$f(1)=1$, $f(x+5) \ge f(x) + 5$, $f(x+1) \le f(x) + 1$, and $g(x) = f(x) + 1 - x$. Which of the folowing statement are true? If $f(1) = 1$, and 
$$f(x+5) \ge f(x) + 5$$, 
$$f(x+1) \le f(x) + 1$$, 
$$g(x) = f(x) + 1 - x$$. Which statements are true?


*

*$f(x+y) = f(x) + y$, for all $x,$ real

*$f(2016)=2017$

*$g(x) \le f(x)$, for all $x$ real

*$g(2016) = 2$

Attempt:
Notice that the 3rd statement is incorrect, because if $1-x > 0$ then $g(x) > f(x)$.
Now $f(0+1) = 1 \le f(0) + 1$, so $f(0)$ must be $0$. Notice also that $f(2) \le 2$ and $f(x) \le x$ for $x$ integers. Also 
$$f(0+5) \ge f(0) + 5 = 5$$
and
$$f(4+1)=f(5) \le f(4) + 1 \le 5$$
so we must have $f(5)=5$. Notice that this is true for all integers, $f(x)=x$.
So the 2nd statement is also incorrect.
Also $g(2016) = f(2016) - 2015 = 1$, so the 4th statement is incorrect.
Now, for the 1st statement, if it is true then
$$ \frac{f(x+y)-f(x)}{y} = 1 $$
If $x$ is seen as variable, and $y$ approach zero then we get
$$f'(x)=1$$, which means that $f(x) = x$.
My argument is that the 1st statement is also not true (perhaps inconclusive is more appropriate), lack of information.
 A: The first statement can be true or false, depending on $f$. The other three statements are always false.
For the first statement, $f(x)=x$ gives a supporting example and $f(x)=\lceil x\rceil$ gives a counterexample.
For the second and the fourth statements, your reasoning isn't correct.

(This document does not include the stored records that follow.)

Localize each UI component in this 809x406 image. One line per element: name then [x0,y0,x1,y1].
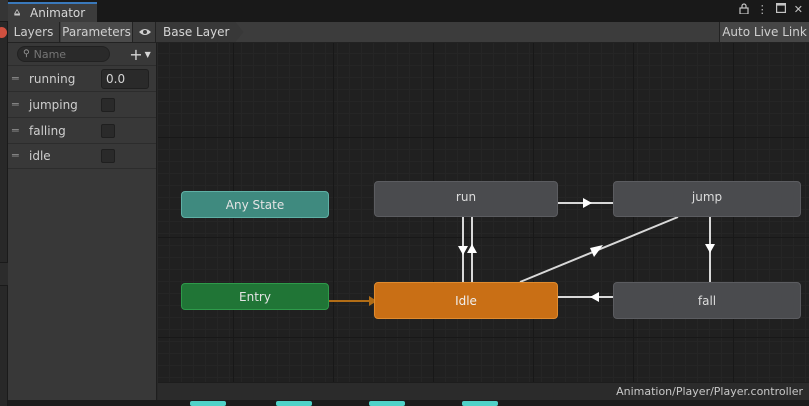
search-input[interactable] [33,47,94,61]
timeline-thumb[interactable] [462,401,498,406]
parameter-name: falling [29,123,66,138]
parameter-bool-checkbox[interactable] [101,97,115,112]
animator-window: ⩠ Animator ⋮ ✕ Layers Parameters Base La… [8,0,809,406]
transition-arrow [590,245,603,257]
transition-arrow [705,244,715,253]
status-bar: Animation/Player/Player.controller [158,382,809,400]
parameters-header: ⚲ +▼ [8,43,156,65]
drag-handle-icon[interactable]: ═ [12,125,22,136]
auto-live-link-button[interactable]: Auto Live Link [719,22,809,42]
breadcrumb-base-layer[interactable]: Base Layer [163,25,230,39]
parameter-float-field[interactable]: 0.0 [101,68,149,89]
tab-animator-label: Animator [30,6,86,20]
drag-handle-icon[interactable]: ═ [12,73,22,84]
transition-arrow [590,292,599,302]
close-icon[interactable]: ✕ [794,3,803,17]
transition-arrow [583,198,592,208]
layers-button[interactable]: Layers [8,22,60,42]
breadcrumb[interactable]: Base Layer [156,22,244,42]
eye-icon[interactable] [134,22,156,42]
add-parameter-button[interactable]: + ▼ [126,44,154,64]
adjacent-window-strip [0,0,8,406]
parameter-bool-checkbox[interactable] [101,123,115,138]
transition-arrow [467,244,477,253]
search-icon: ⚲ [23,49,30,59]
parameter-row-jumping[interactable]: ═ jumping [8,91,156,117]
state-graph[interactable]: Any State Entry run jump Idle fall [158,43,809,382]
menu-icon[interactable]: ⋮ [757,3,768,17]
search-field[interactable]: ⚲ [17,46,110,62]
state-entry[interactable]: Entry [181,283,329,310]
tab-bar: ⩠ Animator ⋮ ✕ [8,0,809,22]
parameter-name: running [29,71,76,86]
state-fall[interactable]: fall [613,282,801,319]
timeline-thumb[interactable] [190,401,226,406]
adjacent-divider [0,262,8,286]
plus-icon: + [129,44,143,64]
parameters-button[interactable]: Parameters [61,22,133,42]
timeline-thumb[interactable] [276,401,312,406]
parameters-panel: ⚲ +▼ ═ running 0.0 ═ jumping ═ falling ═… [8,43,157,406]
bottom-strip [8,400,809,406]
maximize-icon[interactable] [775,3,786,17]
parameter-name: idle [29,149,51,163]
state-run[interactable]: run [374,181,558,217]
animator-toolbar: Layers Parameters Base Layer Auto Live L… [8,22,809,43]
timeline-thumb[interactable] [369,401,405,406]
record-icon[interactable] [0,27,7,38]
window-controls: ⋮ ✕ [739,3,803,17]
parameter-row-running[interactable]: ═ running 0.0 [8,65,156,91]
parameter-name: jumping [29,97,78,112]
transition-arrow [458,246,468,255]
lock-icon[interactable] [739,3,749,17]
state-idle[interactable]: Idle [374,282,558,319]
state-jump[interactable]: jump [613,181,801,217]
parameter-row-idle[interactable]: ═ idle [8,143,156,169]
animator-icon: ⩠ [14,7,21,18]
adjacent-tab[interactable] [0,0,8,22]
parameter-bool-checkbox[interactable] [101,149,115,163]
state-any-state[interactable]: Any State [181,191,329,218]
drag-handle-icon[interactable]: ═ [12,150,22,161]
parameter-row-falling[interactable]: ═ falling [8,117,156,143]
tab-animator[interactable]: ⩠ Animator [8,2,97,22]
controller-path: Animation/Player/Player.controller [616,385,803,398]
chevron-down-icon: ▼ [144,49,151,59]
drag-handle-icon[interactable]: ═ [12,99,22,110]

That $f(0+1)=1\le f(0)+1$ only implies that $0\le f(0)$. You cannot infer that $f(0)=0$ from it. However, one can infer that $f(x+1)=f(x)+1$ for every $x$ using squeezing principle:
$$f(x+5)\le f(x+4)+1\le f(x+3)+2\le f(x+2)+3\le f(x+1)+4\le f(x)+5\le f(x+5).$$
It follows from $f(1)=1$ that $f(n)=n$ for every integer $n$, and this falsifies statements 2 and 4.
The third statement is false, but again your reasoning is incorrect. You are correct in pointing out that $g(x)<f(x)$ when $1-x<0$, but this is not a counterexample to the statement that $g(x)\le f(x)\ \forall x\in\mathbb R$. To disprove the statement, you need to show that $g(x)\color{red}{>}f(x)$ for some $x$, and this is the case when $1-x\color{red}{>}0$.